The modulation of nociceptive input to the pain matrix is based on the interpretation of present experience, past pain history, emotional state and stress levels, as well as cognitive appraisal. The modulation of nociceptive signaling is primarily accomplished by “On” and “Off” cells located in the rostral ventral nucleus of the medulla. ”On” cells in the nucleus facilitate pain transmission while “Off” cells mediate descending inhibition. Activation of these neurons is context dependent. Facilitation occurs when attention to a painful stimulus is required for an advantageous behavioral outcome and inhibition is predominant in the other contexts such as chronic neuropathic pain.
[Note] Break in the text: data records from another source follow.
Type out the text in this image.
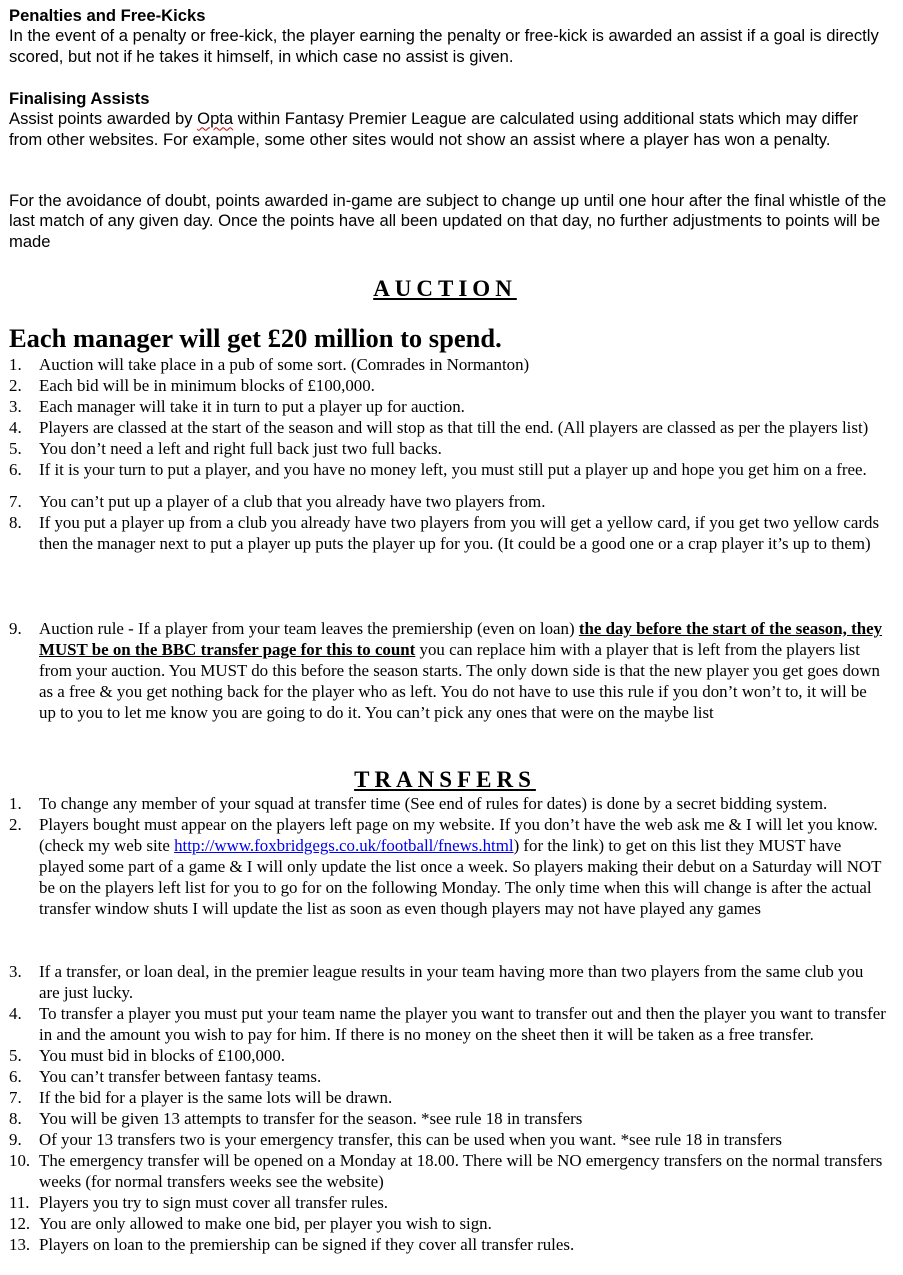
Penalties and Free-Kicks

In the event of a penalty or free-kick, the player earning the penalty or free-kick is awarded an assist if a goal is directly scored, but not if he takes it himself, in which case no assist is given.

Finalising Assists

Assist points awarded by Opta within Fantasy Premier League are calculated using additional stats which may differ from other websites. For example, some other sites would not show an assist where a player has won a penalty.

For the avoidance of doubt, points awarded in-game are subject to change up until one hour after the final whistle of the last match of any given day. Once the points have all been updated on that day, no further adjustments to points will be made

AUCTION
Each manager will get £20 million to spend.
1. Auction will take place in a pub of some sort. (Comrades in Normanton)
2. Each bid will be in minimum blocks of £100,000.
3. Each manager will take it in turn to put a player up for auction.
4. Players are classed at the start of the season and will stop as that till the end. (All players are classed as per the players list)
5. You don’t need a left and right full back just two full backs.
6. If it is your turn to put a player, and you have no money left, you must still put a player up and hope you get him on a free.
7. You can’t put up a player of a club that you already have two players from.
8. If you put a player up from a club you already have two players from you will get a yellow card, if you get two yellow cards then the manager next to put a player up puts the player up for you. (It could be a good one or a crap player it’s up to them)
9. Auction rule - If a player from your team leaves the premiership (even on loan) the day before the start of the season, they MUST be on the BBC transfer page for this to count you can replace him with a player that is left from the players list from your auction. You MUST do this before the season starts. The only down side is that the new player you get goes down as a free & you get nothing back for the player who as left. You do not have to use this rule if you don’t won’t to, it will be up to you to let me know you are going to do it. You can’t pick any ones that were on the maybe list
TRANSFERS
1. To change any member of your squad at transfer time (See end of rules for dates) is done by a secret bidding system.
2. Players bought must appear on the players left page on my website. If you don’t have the web ask me & I will let you know. (check my web site http://www.foxbridgegs.co.uk/football/fnews.html) for the link) to get on this list they MUST have played some part of a game & I will only update the list once a week. So players making their debut on a Saturday will NOT be on the players left list for you to go for on the following Monday. The only time when this will change is after the actual transfer window shuts I will update the list as soon as even though players may not have played any games
3. If a transfer, or loan deal, in the premier league results in your team having more than two players from the same club you are just lucky.
4. To transfer a player you must put your team name the player you want to transfer out and then the player you want to transfer in and the amount you wish to pay for him. If there is no money on the sheet then it will be taken as a free transfer.
5. You must bid in blocks of £100,000.
6. You can’t transfer between fantasy teams.
7. If the bid for a player is the same lots will be drawn.
8. You will be given 13 attempts to transfer for the season. *see rule 18 in transfers
9. Of your 13 transfers two is your emergency transfer, this can be used when you want. *see rule 18 in transfers
10. The emergency transfer will be opened on a Monday at 18.00. There will be NO emergency transfers on the normal transfers weeks (for normal transfers weeks see the website)
11. Players you try to sign must cover all transfer rules.
12. You are only allowed to make one bid, per player you wish to sign.
13. Players on loan to the premiership can be signed if they cover all transfer rules.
Reward circuits are shown to be important in the maintenance of chronic neuropathic pain. It is posited that rewards are a complex psychophysical construct that are composed of two major components. The first is hedonic pleasure, the liking of the emotion and the second is the motivation to obtain the reward. Hedonic qualities are posited to be encoded by the release of endogenous opioids in the orbitofrontal cortex, the ACC, the amygdala and the NAc. The motivation to attain rewards is posited to be driven by dopamine signaling in the mesolimbic circuitry. Both of these circuitries overlap with brain networks that are essential for motivational affective qualities of pain and its relief. Chronic pain alters behavioral goals by diverting attention from other motivations to those associated with pain relief. This shift in long lasting motivational drives and concomitant predominance of the affective qualities of pain are associated with pain chronification. Brain neuroimaging studies support this hypothesis by demonstrating anatomical alterations and molecular changes in gray matter density, white matter connectivity, glutamate, opioids and dopamine transmission. Furthermore, studies of signal changes in the NAc in patients with chronic back pain in response to an acute thermal stimulus differ from healthy controls. A positive phasic NAc signal at pain offset is posited to reflect prediction with the reward associated with pain relief. A negative signal is demonstrated in patients at pain offset that is posited to be due to return of attention to their persistent chronic pain after cessation of the acute stimulus. It is postulated that the motivational value of acute pain offset is altered in chronic pain conditions. A longitudinal study with fMRI of back pain patients demonstrates that intensity of functional connectivity between NAc and PFC predicts recovery or transition to chronic pain. This and other studies support the concept that the shift from sensory/discriminative qualities of pain (the lateral system) to emotional circuitry (medial system) may be a fundamental component of the chronification of acute pain.